Holy-moley. “ Hey, you want a picture of some yaks?” Sam pointed. Time to change the subject before he got too steamed.
Rominy was in the backseat, trying to ignore the debate of the men while sifting through the satchel documents again. The more she read them, the more she came to believe that Benjamin Hood hadn’t written them. The script was in a feminine hand, and the maps and diagrams had a vagueness that might come from someone getting the information secondhand, from memory. There were no measurements or dimensions, no logical depiction of a machine with interlocking parts. The entire packet was impressionistic.
Could that mean it was myth, that they were chasing a fairy tale?
Or did it mean that someone like the woman pilot in the picture had befriended Ben and taken his dictation or descriptions? Beth Calloway, 1938. A good deal of the journal seemed incoherent, more a collection of notes than a narrative or diary. There were names: Kurt, Keyuri, Beth, Ben. Was her great-grandmother’s name Beth? Rominy considered. Maybe Calloway and Hood pursued the Nazis together, Beth flying a plane. So they get back to the Cascade Mountains, and Beth tries to make sense of it all. Maybe Hood was disabled. But the journal was riddled with question marks, arrows, and blanks, as if it were a jigsaw puzzle only half put together.
Maybe Rominy could put it together here in Tibet.
Maybe she was supposed to finish what her great-grandmother started.
Maybe the journal would make sense in Shambhala.
40
Concrete, United States
September 7, 1945
S o this is where the elusive Benjamin Hood has gone to ground, thought Duncan Hale, special agent of the Office of Strategic Services. His agency had been created in the cauldron of the recently concluded World War II and had absorbed his old Army Corps of Intelligence Police.
I’ve arrived, Hale thought. Backwater, USA.
It wasn’t until the end of the war that Hale had realized the necessity to start tracking the man he’d sent to Tibet eight years before. Rumors of Hood’s discoveries had been fantastical, and his disappearance perplexing. The millionaire had gone mad, most thought, and withdrawn like a hermit crab somewhere into the American wilderness.

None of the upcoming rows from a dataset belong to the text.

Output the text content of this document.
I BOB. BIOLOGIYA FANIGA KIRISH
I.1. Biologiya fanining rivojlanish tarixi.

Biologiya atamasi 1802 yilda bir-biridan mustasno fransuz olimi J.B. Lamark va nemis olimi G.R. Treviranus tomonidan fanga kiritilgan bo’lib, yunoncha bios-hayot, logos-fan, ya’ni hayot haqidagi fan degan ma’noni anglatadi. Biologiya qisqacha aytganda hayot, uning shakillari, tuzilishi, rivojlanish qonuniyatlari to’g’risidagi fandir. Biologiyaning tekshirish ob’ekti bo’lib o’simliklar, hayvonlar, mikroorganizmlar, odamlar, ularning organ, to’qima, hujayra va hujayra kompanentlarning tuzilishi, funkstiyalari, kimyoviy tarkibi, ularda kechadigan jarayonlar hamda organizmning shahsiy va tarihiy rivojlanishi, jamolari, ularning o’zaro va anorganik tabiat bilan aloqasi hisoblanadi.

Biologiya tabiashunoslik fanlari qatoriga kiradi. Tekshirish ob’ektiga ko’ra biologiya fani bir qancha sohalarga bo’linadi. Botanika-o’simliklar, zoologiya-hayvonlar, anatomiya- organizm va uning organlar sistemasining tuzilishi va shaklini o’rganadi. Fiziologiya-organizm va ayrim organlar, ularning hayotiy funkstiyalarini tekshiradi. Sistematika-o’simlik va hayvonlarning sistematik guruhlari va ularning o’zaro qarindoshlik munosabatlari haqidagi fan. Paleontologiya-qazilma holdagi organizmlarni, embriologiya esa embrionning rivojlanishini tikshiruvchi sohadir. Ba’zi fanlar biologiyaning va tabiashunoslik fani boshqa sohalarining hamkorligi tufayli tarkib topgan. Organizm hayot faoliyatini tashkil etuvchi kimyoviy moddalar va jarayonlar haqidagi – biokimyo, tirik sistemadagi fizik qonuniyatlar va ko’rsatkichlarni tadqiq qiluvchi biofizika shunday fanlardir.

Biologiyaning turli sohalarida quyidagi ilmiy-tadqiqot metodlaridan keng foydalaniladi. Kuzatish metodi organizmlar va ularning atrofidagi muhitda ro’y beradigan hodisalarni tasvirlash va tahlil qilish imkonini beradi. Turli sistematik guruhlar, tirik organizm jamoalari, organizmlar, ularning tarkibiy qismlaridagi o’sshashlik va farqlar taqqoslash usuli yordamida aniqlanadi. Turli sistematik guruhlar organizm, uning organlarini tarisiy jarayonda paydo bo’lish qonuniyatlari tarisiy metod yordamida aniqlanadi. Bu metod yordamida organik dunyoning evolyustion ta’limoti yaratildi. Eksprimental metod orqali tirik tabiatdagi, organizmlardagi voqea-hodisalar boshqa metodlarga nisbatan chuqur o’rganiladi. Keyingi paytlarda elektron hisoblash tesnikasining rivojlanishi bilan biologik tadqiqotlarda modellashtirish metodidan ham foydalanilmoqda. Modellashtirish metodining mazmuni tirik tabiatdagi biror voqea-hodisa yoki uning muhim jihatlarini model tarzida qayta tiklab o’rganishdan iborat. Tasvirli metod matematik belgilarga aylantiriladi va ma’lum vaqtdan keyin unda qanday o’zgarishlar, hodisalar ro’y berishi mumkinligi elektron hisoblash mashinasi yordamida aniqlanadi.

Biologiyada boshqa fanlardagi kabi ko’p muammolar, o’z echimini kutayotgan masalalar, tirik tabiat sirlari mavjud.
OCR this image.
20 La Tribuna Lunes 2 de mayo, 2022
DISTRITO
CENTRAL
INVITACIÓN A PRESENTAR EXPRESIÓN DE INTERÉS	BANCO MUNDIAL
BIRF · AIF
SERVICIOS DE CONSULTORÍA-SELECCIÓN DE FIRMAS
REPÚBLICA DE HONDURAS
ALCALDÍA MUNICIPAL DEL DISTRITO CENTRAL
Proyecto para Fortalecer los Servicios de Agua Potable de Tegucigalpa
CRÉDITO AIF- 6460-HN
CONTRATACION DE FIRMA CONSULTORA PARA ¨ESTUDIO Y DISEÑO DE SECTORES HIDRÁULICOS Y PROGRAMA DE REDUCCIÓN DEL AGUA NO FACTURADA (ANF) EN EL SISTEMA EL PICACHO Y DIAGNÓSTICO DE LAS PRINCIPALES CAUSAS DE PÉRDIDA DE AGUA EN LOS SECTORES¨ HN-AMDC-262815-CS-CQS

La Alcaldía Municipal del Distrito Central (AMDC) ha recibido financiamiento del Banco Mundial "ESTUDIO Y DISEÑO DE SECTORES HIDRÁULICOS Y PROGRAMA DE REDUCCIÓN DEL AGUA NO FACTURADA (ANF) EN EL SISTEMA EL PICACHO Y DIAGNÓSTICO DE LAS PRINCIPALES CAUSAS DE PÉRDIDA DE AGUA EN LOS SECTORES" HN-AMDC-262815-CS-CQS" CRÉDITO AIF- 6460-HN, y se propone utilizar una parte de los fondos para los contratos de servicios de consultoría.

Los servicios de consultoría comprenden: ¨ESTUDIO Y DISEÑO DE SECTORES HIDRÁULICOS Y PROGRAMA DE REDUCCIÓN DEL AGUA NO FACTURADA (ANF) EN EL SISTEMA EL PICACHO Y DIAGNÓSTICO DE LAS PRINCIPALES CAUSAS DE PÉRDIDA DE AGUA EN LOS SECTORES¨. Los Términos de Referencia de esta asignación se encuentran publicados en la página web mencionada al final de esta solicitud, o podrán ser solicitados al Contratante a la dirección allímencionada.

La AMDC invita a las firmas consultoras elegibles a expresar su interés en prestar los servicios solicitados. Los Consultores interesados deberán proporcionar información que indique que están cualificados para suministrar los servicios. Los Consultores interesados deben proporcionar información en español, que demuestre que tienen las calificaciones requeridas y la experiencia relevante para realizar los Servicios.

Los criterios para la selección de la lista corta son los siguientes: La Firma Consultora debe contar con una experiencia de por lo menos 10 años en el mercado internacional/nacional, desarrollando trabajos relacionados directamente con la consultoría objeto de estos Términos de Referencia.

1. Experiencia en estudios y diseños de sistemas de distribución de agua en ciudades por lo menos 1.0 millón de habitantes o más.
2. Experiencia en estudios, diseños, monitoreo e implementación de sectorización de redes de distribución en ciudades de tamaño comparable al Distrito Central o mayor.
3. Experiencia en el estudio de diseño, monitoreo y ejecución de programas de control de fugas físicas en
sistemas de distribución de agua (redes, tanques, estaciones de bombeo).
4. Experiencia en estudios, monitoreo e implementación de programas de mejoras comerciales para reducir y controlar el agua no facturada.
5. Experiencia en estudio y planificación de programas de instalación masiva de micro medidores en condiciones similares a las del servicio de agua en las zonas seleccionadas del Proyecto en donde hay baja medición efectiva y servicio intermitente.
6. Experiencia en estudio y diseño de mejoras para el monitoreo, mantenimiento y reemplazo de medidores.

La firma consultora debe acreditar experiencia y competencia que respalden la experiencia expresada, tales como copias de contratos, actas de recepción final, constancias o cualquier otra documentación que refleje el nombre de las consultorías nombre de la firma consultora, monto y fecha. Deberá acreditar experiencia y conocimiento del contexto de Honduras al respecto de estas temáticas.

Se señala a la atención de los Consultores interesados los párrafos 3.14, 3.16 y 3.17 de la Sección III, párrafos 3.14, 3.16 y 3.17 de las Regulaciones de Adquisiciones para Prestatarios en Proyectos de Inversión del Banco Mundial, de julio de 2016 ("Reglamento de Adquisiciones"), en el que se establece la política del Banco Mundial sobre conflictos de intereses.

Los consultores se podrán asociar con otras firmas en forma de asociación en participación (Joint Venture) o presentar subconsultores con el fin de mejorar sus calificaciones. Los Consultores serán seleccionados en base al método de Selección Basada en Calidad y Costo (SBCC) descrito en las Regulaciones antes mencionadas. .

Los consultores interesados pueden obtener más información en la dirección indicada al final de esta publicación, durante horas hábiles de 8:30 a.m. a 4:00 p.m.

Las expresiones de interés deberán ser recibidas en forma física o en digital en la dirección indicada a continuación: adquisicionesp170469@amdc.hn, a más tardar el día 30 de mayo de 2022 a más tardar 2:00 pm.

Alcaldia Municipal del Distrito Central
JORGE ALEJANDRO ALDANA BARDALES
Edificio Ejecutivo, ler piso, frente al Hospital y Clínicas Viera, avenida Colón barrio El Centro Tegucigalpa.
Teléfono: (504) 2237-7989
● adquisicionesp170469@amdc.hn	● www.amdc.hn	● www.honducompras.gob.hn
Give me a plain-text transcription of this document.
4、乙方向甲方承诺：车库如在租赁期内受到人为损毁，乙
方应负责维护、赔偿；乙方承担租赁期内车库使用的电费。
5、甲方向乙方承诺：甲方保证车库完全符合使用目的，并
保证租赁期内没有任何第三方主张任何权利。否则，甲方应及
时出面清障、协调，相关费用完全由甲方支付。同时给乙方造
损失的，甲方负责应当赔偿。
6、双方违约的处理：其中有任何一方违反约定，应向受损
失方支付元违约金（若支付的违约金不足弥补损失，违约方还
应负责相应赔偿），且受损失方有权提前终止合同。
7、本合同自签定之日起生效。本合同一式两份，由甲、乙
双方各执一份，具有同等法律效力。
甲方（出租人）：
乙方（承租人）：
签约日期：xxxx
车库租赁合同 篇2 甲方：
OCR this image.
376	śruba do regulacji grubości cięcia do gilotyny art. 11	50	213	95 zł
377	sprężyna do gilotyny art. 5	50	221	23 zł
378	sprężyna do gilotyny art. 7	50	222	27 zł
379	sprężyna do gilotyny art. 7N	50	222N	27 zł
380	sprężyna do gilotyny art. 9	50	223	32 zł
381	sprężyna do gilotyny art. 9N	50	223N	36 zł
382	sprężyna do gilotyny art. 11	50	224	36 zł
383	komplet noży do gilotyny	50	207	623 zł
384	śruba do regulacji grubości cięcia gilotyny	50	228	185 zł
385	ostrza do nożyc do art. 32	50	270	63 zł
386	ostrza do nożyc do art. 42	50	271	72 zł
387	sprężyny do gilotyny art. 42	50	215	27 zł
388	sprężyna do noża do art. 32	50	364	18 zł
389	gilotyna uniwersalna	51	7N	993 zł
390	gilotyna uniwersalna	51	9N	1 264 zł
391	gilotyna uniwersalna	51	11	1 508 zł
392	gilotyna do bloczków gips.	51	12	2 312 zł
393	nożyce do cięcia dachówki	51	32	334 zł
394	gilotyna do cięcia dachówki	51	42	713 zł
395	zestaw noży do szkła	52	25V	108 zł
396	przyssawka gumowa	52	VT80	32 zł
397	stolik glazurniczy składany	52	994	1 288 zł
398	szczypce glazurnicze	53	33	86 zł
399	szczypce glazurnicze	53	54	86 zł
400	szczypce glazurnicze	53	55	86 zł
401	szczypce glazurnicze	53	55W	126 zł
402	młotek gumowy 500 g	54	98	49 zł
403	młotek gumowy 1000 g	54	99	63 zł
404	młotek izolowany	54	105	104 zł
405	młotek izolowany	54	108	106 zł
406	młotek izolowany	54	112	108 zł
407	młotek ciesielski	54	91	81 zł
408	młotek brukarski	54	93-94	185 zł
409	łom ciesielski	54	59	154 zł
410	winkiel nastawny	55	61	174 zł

Then, with the wartime explosion of science, the fantastic had become commonplace. The German V2s. Jet fighters. The atomic bomb. And suddenly an anonymous letter had arrived that made the strange rumors more compelling. Just what had Benjamin Hood discovered in the nether reaches of Tibet? And would any of it be of use in this new, uneasy embrace with the bearlike Soviet Union?
With the help of the FBI, banking records had led Hale to this tiny burg at the edge of the known universe, the aptly named Concrete, Washington. Now, as he stood on the train station platform near the junction of the Skagit and Baker rivers, Hale could look uphill to a one-block downtown that slumbered under a haze of morning mist and coal smoke. With gas rationing still in effect, not much moved on the roads. The war had ended only three weeks before. But a new, more dangerous war, the OSS believed, was just beginning: with the Red Hordes of the Soviet Union. It was time to learn what Ben Hood knew and make sure nobody else could learn it.
Hale, burdened only with a briefcase, walked uphill to State Bank of Concrete. Flags and bunting from the recent VJ Day celebration still hung from houses, and no service personnel were back home yet. Yet the sense of relief, after a bad Depression and worse war, seemed as palpable as the sweet smell of the surrounding forest. The bomb had ended the thing and ushered in a whole new world. There were even rumors of turning the OSS into some new kind of permanent intelligence outfit, he’d heard. The Russians were throwing their weight around just like the Nazis had, and America was going to have to respond.